If your only takeaway from the WannaCry ransomware attack is “gosh, we need a better patch management process” or “maybe, it’s time to move off these old operating systems,” then you’re probably a soft target for the next attack. This watershed moment signals a major and important shift in the evolution of ransomware.
As a disaster recovery professional, I keep a close eye on all events that cause data-loss or prevent people from doing work (downtime), so we can modify our products or better educate people on how to protect themselves. Since 2015, ransomware has been the number one threat to downtime. And to me, the biggest threat born from the May 2017 WannaCry ransomware attack is the false sense of security many people may feel after they’ve patched their Microsoft systems.
The organization(s) involved in the WannaCry campaign weren’t so unique from other ransomware campaigns: they paired an exploit kit with ransomware to gain access to systems, encrypt data and collect payments.
What separated WannaCry from the pack was how they acquired the exploit itself (i.e., from the National Security Agency, the NSA) and the sheer size of the campaign.
I’m going to put aside the obvious point that the NSA and other government organizations need to seriously wake-up when it comes to their own security and focus on how this sets the tone for the future of cybercriminal organizations using ransomware. Here are three key takeaways from the WannaCry pandemic:
- There will be more, many more. Anytime someone starts making money, other people join in. When someone make a lot of money, the market floods with new actors trying to snatch a piece of that pie. The growth of ransomware was already accelerating, but with the massive success of WannaCry, it’ll surely signal even more growth and beckon new criminal organizations to join the fray. As Bruce Schneier says: “Criminals go where the money is, and cybercriminals are no exceptions.”
- Expect more, larger-scale campaigns. Wannacry succeeded as a global campaign, despite some junior execution errors including typos, grammar mistakes, kill switches left in the code (which effectively neutered the ransomware by simply registering a cryptic domain name for $10.96).
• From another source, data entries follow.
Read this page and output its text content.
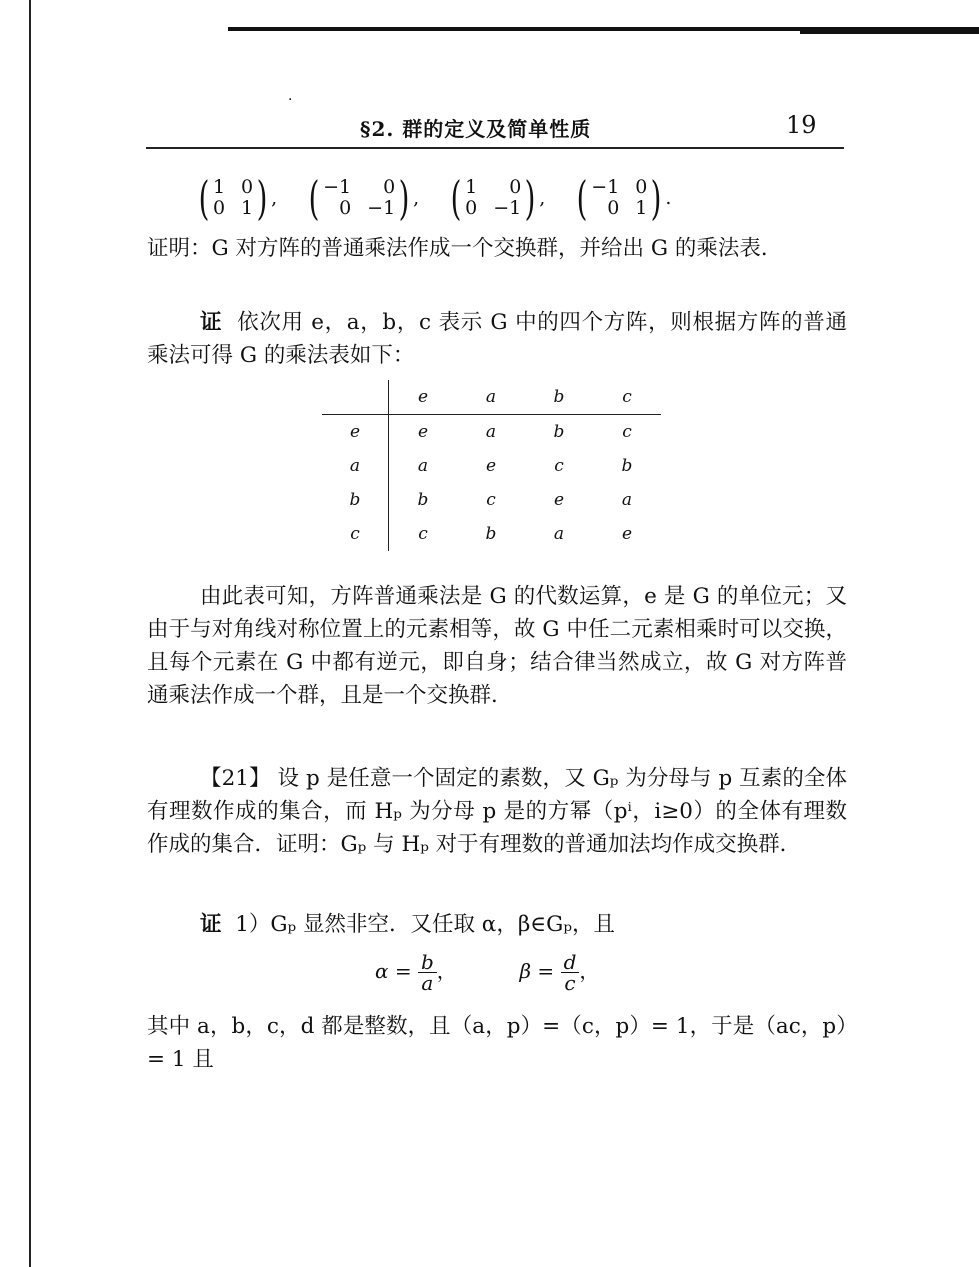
·
§2. 群的定义及简单性质	19
( 1 0
0 1 ) ,
( −1	0
0 −1 ) ,
( 1	0
0 −1 ) ,
( −1 0
0 1 ) .

证明：G 对方阵的普通乘法作成一个交换群，并给出 G 的乘法表．

证 依次用 e，a，b，c 表示 G 中的四个方阵，则根据方阵的普通乘法可得 G 的乘法表如下：

	e	a	b	c
e	e	a	b	c
a	a	e	c	b
b	b	c	e	a
c	c	b	a	e

由此表可知，方阵普通乘法是 G 的代数运算，e 是 G 的单位元；又由于与对角线对称位置上的元素相等，故 G 中任二元素相乘时可以交换，且每个元素在 G 中都有逆元，即自身；结合律当然成立，故 G 对方阵普通乘法作成一个群，且是一个交换群．

【21】 设 p 是任意一个固定的素数，又 Gₚ 为分母与 p 互素的全体有理数作成的集合，而 Hₚ 为分母 p 是的方幂（pⁱ，i≥0）的全体有理数作成的集合．证明：Gₚ 与 Hₚ 对于有理数的普通加法均作成交换群．

证 1）Gₚ 显然非空．又任取 α，β∈Gₚ，且

$\alpha = \frac{b}{a}$ ，	$\beta = \frac{d}{c}$ ，

其中 a，b，c，d 都是整数，且（a，p）=（c，p）= 1，于是（ac，p）= 1 且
No doubt, a better, more coordinated campaign at the same scale will happen and is probably already being planned and will wreak significantly more havoc.
- Increased Demand for Ransomware-as-a-Service. To date, most ransomware campaigns use exploits that take advantage of known issues that can be found in recent patch notes for operating systems, firewalls or simply look for common gaps in poorly managed IT environments with loose user-account controls (UACs). WannaCry’s success with a weaponized worm and a stolen operating system exploit has certainly increased demand for professionally (criminally) developed and/or stolen exploits.
Fortunately, these trends should not change your security and business continuity game plan.
PUT SIMPLY, YOU NEED A RANSOMWARE RECOVERY PLAN.
Fortunately, such solutions exist and the good ones will protect you from a broad range of downtime threats, including ransomware, hardware failures, software errors and natural disasters.
Consider again the words of security expert Bruce Schneier:
I’ve never figured out the fuss over ransomware…the single most important thing any company or individual can do to improve security is have a good backup strategy. It’s been true for decades, and it’s still true today.[i]
The implication here is that a ‘good backup strategy’ includes a good recovery plan, which is dependent upon your business needs and just how quickly you need to recover full systems and/or files in the wake of an attack or server outage. If you can reliably and quickly recover your systems, you’ve completed the most crucial part of your ransomware preparation and help reduce the size of that target on your back.
The optimist in me expects people to learn and act, the pessimist expects the wrong lessons will be learned with no action, so the realist writes and educates.